Elle soutient que l'arrêté est entaché d'une insuffisance de motivation, d'erreurs de droit et d'erreur manifeste d'appréciation.
Par un mémoire en défense, enregistré le 29 août 2022, le préfet du Rhône conclut au rejet de la requête.
Il soutient que les moyens soulevés par Mme C ne sont pas fondés.
Mme A D C a été admise au bénéfice de l'aide juridictionnelle totale par une décision du bureau d'aide juridictionnelle du 27 mai 2022.
Vu les autres pièces du dossier ;
Vu :
- le code de l'entrée et du séjour des étrangers et du droit d'asile ;
- le code de justice administrative.
Le président de la formation de jugement a dispensé la rapporteure publique, sur sa proposition, de prononcer des conclusions à l'audience.
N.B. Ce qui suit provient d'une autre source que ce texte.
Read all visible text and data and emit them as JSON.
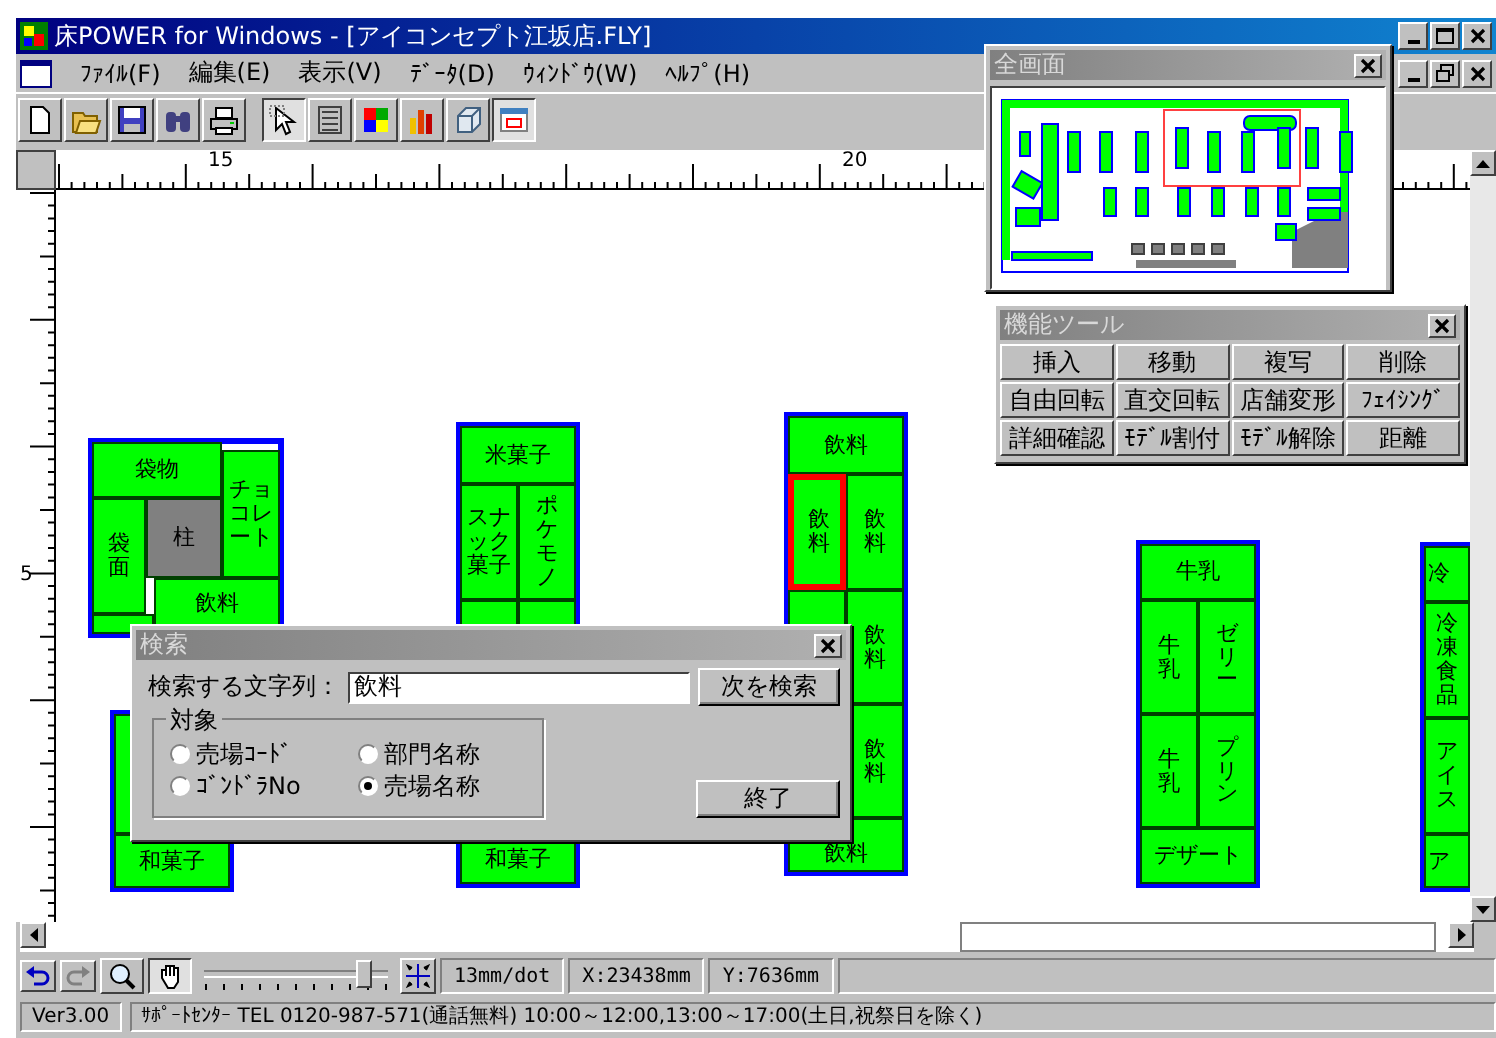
{
  "window": {
    "title": "床POWER for Windows - [アイコンセプト江坂店.FLY]"
  },
  "menu": [
    "ﾌｧｲﾙ(F)",
    "編集(E)",
    "表示(V)",
    "ﾃﾞｰﾀ(D)",
    "ｳｨﾝﾄﾞｳ(W)",
    "ﾍﾙﾌﾟ(H)"
  ],
  "toolbar": [
    {
      "kind": "new",
      "pressed": false
    },
    {
      "kind": "open",
      "pressed": false
    },
    {
      "kind": "save",
      "pressed": false
    },
    {
      "kind": "find",
      "pressed": false
    },
    {
      "kind": "print",
      "pressed": false
    },
    {
      "kind": "separator"
    },
    {
      "kind": "select",
      "pressed": true
    },
    {
      "kind": "list",
      "pressed": false
    },
    {
      "kind": "color",
      "pressed": false
    },
    {
      "kind": "chart",
      "pressed": false
    },
    {
      "kind": "box",
      "pressed": false
    },
    {
      "kind": "frame",
      "pressed": true
    }
  ],
  "ruler": {
    "top_labels": [
      "15",
      "20"
    ],
    "side_labels": [
      "5"
    ]
  },
  "fixtures": [
    {
      "kind": "shelf",
      "label": "袋物",
      "selected": false
    },
    {
      "kind": "shelf",
      "label": "チョコレート",
      "selected": false
    },
    {
      "kind": "shelf",
      "label": "袋面",
      "selected": false
    },
    {
      "kind": "pillar",
      "label": "柱",
      "selected": false
    },
    {
      "kind": "shelf",
      "label": "飲料",
      "selected": false
    },
    {
      "kind": "shelf",
      "selected": false
    },
    {
      "kind": "shelf",
      "selected": false
    },
    {
      "kind": "shelf",
      "label": "和菓子",
      "selected": false
    },
    {
      "kind": "shelf",
      "label": "米菓子",
      "selected": false
    },
    {
      "kind": "shelf",
      "label": "スナック菓子",
      "selected": false
    },
    {
      "kind": "shelf",
      "label": "ポケモノ",
      "selected": false
    },
    {
      "kind": "shelf",
      "selected": false
    },
    {
      "kind": "shelf",
      "selected": false
    },
    {
      "kind": "shelf",
      "label": "和菓子",
      "selected": false
    },
    {
      "kind": "shelf",
      "label": "飲料",
      "selected": false
    },
    {
      "kind": "shelf",
      "label": "飲料",
      "selected": true
    },
    {
      "kind": "shelf",
      "label": "飲料",
      "selected": false
    },
    {
      "kind": "shelf",
      "selected": false
    },
    {
      "kind": "shelf",
      "label": "飲料",
      "selected": false
    },
    {
      "kind": "shelf",
      "label": "飲料",
      "selected": false
    },
    {
      "kind": "shelf",
      "label": "飲料",
      "selected": false
    },
    {
      "kind": "shelf",
      "label": "牛乳",
      "selected": false
    },
    {
      "kind": "shelf",
      "label": "牛乳",
      "selected": false
    },
    {
      "kind": "shelf",
      "label": "ゼリー",
      "selected": false
    },
    {
      "kind": "shelf",
      "label": "牛乳",
      "selected": false
    },
    {
      "kind": "shelf",
      "label": "プリン",
      "selected": false
    },
    {
      "kind": "shelf",
      "label": "デザート",
      "selected": false
    },
    {
      "kind": "shelf",
      "label": "冷",
      "selected": false
    },
    {
      "kind": "shelf",
      "label": "冷凍食品",
      "selected": false
    },
    {
      "kind": "shelf",
      "label": "アイス",
      "selected": false
    },
    {
      "kind": "shelf",
      "label": "ア",
      "selected": false
    }
  ],
  "overview": {
    "title": "全画面"
  },
  "tools": {
    "title": "機能ツール",
    "buttons": [
      "挿入",
      "移動",
      "複写",
      "削除",
      "自由回転",
      "直交回転",
      "店舗変形",
      "ﾌｪｲｼﾝｸﾞ",
      "詳細確認",
      "ﾓﾃﾞﾙ割付",
      "ﾓﾃﾞﾙ解除",
      "距離"
    ]
  },
  "search": {
    "title": "検索",
    "label": "検索する文字列：",
    "value": "飲料",
    "next_button": "次を検索",
    "group": "対象",
    "options": [
      {
        "label": "売場ｺｰﾄﾞ",
        "selected": false
      },
      {
        "label": "部門名称",
        "selected": false
      },
      {
        "label": "ｺﾞﾝﾄﾞﾗNo",
        "selected": false
      },
      {
        "label": "売場名称",
        "selected": true
      }
    ],
    "end_button": "終了"
  },
  "bottom_toolbar": {
    "zoom": {
      "level": 0.86
    },
    "readouts": [
      "13mm/dot",
      "X:23438mm",
      "Y:7636mm"
    ]
  },
  "status_bar": [
    "Ver3.00",
    "ｻﾎﾟｰﾄｾﾝﾀｰ TEL 0120-987-571(通話無料) 10:00～12:00,13:00～17:00(土日,祝祭日を除く)"
  ]
}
Les parties ont été régulièrement averties du jour de l'audience.
A été entendu au cours de l'audience publique le rapport de M. B.
Considérant ce qui suit :
1. Mme A D C, ressortissante congolaise née le 11 février 1983, a sollicité le 10 mai 2021, la délivrance d'une autorisation provisoire de séjour en application de l'article 213 de l'accord franco-congolais. Par l'arrêté attaqué du 29 mars 2022, le préfet du Rhône a refusé de de lui délivrer un titre de séjour, l'a obligée à quitter le territoire français dans un délai de 90 jours, a fixé le pays à destination duquel elle pourra être reconduite d'office, et lui a interdit de retourner sur le territoire français pour une durée d'un an.
2. En premier lieu, les décisions litigieuses comportent les considérations de droit et de fait qui les fondent et sont par suite suffisamment motivées.
3. En second lieu, si Mme C se prévaut dans sa requête d' " erreurs de droit " et d' " une erreur manifeste d'appréciation de sa situation ", elle n'assortit ces moyens d'aucune précision afin d'en apprécier le bienfondé.
4. Il résulte de ce qui précède que les conclusions de la requête de Mme C doivent être rejetées en ce comprises les conclusions aux fins d'annulation et d'injonction ainsi que celles présentées au titre des frais exposés et non compris dans les dépens.
D E C I D E :
Article 1er : La requête de Mme C est rejetée.
Article 2 : Le présent jugement sera notifié à Mme A D C et au préfet du Rhône
Délibéré après l'audience du 6 septembre 2022, à laquelle siégeaient :
M. Segado, président,
M. Delahaye, premier conseiller,
Mme Collomb, première conseillère.
Rendu public par mise à disposition au greffe le 20 septembre 2022.
Le rapporteur,
L. BLe président,
J. Segado
La greffière,
N. Renoud-Genty
La République mande et ordonne au préfet du Rhône en ce qui le concerne ou à tous commissaires de justice à ce requis en ce qui concerne les voies de droit commun contre les parties privées, de pourvoir à l'exécution de la présente décision.